Monday, January 5, 2009

Woulda Shoulda Coulda

* This picture reflects my excitement for the new year and... for the Obama Administration.

I wouldn't call myself a "goal setter." If anything, I sort of hate the whole "I'm going to change my life by writing down some stupid things I'm probably never going to do." I remember each year in college my coach used to make me write down five things I wanted to accomplish during the season. I would inevitably write things like, "I want to score more, improve my left hand and become faster." I really should have written a personal note to myself that read, "Stop dating that abusive moron you call your boyfriend, and try writing your papers sooner than the night before." I think those goals would have been more important and beneficial to my college experience.

Anyway, it's a new year, and as much as I hate the whole resolution thing, I have been thinking of some things I would like to accomplish in 2009. Again, I'm about as optimistic as a man swimming with sharks is of not getting killed, that I'll actually reach these goals, but maybe I'll set a goal to reach my goals. Does that even work?

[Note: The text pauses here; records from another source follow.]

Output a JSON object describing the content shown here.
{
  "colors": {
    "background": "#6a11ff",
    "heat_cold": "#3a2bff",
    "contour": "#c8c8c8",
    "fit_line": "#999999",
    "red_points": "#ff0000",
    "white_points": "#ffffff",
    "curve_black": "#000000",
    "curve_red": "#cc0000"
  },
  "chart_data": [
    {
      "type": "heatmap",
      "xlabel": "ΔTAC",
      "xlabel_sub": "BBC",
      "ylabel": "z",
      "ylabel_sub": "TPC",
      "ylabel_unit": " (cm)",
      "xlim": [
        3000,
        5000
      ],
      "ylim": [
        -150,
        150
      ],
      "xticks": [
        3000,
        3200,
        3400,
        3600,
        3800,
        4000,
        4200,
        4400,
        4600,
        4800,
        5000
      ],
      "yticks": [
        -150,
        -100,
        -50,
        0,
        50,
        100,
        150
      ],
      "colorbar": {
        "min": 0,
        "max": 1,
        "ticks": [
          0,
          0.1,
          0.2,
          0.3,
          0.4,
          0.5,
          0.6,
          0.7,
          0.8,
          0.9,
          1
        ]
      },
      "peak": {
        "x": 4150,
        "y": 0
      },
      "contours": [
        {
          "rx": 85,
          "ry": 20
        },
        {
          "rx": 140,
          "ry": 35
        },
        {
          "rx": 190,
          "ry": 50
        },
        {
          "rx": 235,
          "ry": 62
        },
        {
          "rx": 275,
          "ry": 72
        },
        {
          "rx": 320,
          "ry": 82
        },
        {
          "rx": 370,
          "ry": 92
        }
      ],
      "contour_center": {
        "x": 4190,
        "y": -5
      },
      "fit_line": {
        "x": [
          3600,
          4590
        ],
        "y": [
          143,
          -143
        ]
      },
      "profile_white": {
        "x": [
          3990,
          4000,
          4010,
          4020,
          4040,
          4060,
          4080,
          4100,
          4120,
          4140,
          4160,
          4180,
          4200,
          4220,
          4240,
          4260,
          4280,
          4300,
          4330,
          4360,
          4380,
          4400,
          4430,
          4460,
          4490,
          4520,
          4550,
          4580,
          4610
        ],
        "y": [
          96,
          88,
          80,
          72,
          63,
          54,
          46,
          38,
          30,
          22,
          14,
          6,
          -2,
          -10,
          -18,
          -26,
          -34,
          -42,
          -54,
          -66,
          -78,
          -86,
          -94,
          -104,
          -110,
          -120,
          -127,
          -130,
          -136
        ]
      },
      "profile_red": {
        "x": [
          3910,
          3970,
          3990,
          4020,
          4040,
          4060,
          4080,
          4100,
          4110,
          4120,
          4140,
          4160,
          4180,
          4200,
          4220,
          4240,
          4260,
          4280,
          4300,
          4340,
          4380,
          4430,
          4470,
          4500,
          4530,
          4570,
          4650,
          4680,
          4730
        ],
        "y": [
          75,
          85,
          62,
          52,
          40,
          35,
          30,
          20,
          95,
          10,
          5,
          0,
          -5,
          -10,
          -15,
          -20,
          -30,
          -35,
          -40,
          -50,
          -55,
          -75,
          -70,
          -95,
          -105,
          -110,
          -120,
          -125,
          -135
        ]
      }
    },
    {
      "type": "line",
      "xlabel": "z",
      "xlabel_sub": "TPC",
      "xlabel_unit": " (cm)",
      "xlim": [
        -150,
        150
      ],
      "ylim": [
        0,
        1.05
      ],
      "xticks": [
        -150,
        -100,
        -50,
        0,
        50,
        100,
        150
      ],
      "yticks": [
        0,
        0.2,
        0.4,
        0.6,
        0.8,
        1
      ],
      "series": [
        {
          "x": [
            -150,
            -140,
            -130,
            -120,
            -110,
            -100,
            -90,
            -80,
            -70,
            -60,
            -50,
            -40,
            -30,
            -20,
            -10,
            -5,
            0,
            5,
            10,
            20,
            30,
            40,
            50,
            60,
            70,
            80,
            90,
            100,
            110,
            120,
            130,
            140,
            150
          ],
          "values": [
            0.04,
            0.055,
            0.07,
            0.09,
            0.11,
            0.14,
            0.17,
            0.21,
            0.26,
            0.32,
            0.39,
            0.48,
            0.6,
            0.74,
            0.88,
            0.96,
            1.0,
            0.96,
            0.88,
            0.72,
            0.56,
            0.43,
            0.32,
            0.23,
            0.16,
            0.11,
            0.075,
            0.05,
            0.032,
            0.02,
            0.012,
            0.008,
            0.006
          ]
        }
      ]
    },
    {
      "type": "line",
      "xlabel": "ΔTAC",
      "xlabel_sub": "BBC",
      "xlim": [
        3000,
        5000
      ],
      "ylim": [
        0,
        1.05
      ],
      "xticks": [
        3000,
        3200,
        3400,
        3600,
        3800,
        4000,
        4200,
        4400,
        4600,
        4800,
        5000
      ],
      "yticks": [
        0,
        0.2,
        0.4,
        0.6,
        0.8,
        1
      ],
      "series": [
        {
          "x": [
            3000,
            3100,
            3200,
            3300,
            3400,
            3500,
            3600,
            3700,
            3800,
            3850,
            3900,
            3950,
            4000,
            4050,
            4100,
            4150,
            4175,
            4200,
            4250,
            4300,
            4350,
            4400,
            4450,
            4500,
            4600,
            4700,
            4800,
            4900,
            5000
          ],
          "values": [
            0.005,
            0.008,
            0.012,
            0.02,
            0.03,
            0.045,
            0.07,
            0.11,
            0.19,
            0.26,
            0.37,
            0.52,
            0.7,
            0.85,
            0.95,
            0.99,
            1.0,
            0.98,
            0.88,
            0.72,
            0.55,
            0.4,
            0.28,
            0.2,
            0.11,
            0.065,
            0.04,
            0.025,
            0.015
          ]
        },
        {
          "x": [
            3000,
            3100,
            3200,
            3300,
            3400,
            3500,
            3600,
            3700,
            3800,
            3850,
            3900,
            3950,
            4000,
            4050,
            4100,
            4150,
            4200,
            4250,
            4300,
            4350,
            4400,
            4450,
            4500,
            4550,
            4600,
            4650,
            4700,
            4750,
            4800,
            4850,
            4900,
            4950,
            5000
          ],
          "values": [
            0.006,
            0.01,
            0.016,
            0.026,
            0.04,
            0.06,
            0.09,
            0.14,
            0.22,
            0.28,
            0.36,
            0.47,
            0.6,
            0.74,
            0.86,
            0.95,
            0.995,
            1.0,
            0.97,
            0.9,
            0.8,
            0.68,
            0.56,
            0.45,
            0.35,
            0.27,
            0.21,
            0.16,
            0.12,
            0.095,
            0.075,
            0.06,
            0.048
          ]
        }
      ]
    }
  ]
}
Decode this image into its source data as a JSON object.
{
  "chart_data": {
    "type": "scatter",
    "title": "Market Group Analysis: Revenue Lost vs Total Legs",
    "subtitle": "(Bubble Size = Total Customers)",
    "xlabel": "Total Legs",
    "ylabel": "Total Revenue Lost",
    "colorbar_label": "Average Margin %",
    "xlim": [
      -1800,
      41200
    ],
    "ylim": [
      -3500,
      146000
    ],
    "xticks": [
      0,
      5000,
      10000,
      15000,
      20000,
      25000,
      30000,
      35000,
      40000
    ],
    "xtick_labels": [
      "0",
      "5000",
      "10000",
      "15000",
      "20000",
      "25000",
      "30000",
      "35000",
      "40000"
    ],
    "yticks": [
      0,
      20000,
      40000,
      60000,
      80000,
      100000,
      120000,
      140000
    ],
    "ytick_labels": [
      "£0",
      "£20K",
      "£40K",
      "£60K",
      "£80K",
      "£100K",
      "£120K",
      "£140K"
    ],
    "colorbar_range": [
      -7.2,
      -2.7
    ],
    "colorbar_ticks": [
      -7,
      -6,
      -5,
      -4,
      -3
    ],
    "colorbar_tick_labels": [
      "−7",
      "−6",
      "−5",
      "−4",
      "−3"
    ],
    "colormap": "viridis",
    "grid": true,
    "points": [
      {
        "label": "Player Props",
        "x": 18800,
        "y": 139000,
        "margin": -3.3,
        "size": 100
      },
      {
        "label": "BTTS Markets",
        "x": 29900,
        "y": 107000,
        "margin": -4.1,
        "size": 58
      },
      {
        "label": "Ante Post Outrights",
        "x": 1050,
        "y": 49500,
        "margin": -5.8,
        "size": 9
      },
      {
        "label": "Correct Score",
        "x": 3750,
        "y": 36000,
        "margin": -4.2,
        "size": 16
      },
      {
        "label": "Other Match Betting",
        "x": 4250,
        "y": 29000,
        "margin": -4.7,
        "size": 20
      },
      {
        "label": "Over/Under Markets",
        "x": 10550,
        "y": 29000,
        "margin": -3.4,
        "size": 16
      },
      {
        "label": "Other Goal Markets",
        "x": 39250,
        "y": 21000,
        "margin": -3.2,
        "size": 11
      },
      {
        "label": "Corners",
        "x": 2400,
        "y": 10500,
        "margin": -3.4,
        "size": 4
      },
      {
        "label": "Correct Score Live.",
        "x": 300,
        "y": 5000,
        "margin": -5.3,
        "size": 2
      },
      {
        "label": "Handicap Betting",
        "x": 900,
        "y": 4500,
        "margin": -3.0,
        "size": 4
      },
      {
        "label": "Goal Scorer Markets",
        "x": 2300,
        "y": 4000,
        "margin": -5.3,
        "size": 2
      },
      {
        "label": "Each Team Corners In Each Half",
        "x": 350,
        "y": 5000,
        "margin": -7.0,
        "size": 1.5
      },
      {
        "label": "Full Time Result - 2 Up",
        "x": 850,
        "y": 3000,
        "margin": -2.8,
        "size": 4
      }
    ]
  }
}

Anyway, in order to maximize success, I've chosen five resolutions that I think I'll be able to achieve in 2009. Life is about small steps right?
  1. I will Tivo all of 24 before watching the show. I watched 24 week to week last time and it just wasn't the same.
  2. I will drink more water. I sometimes go all day on a diet of pretzels, cereal and licorice. You wouldn't believe how parched I get by dinner.
  3. I will finish my wedding video. So, it's been two years since I was married.
  4. I will stop lashing out at reality TV contestants...even when you pick the wrong 15 bachelorettes to begin the show. Come on Jason didn't Deanna teach you anything!?
  5. I've been doing a really good job at wearing my retainer to bed. I think I'm going to continue that even though my hubby insists I tell him a story every time I place those little tortures in my mouth. *
Okay, so my list doesn't consist of going to the Temple more or eating more vegetables. What can I say, I'm a realist.

* Come to think of it, I would like to create a resolution for him: to stop laughing when I can't pronounce my "th" and "s" sounds when I'm wearing my retainers.

1 comment:

RuthAnne said...

Holy cow Kate ... am so with you there on Jason's choices last night. Tsk tsk young man.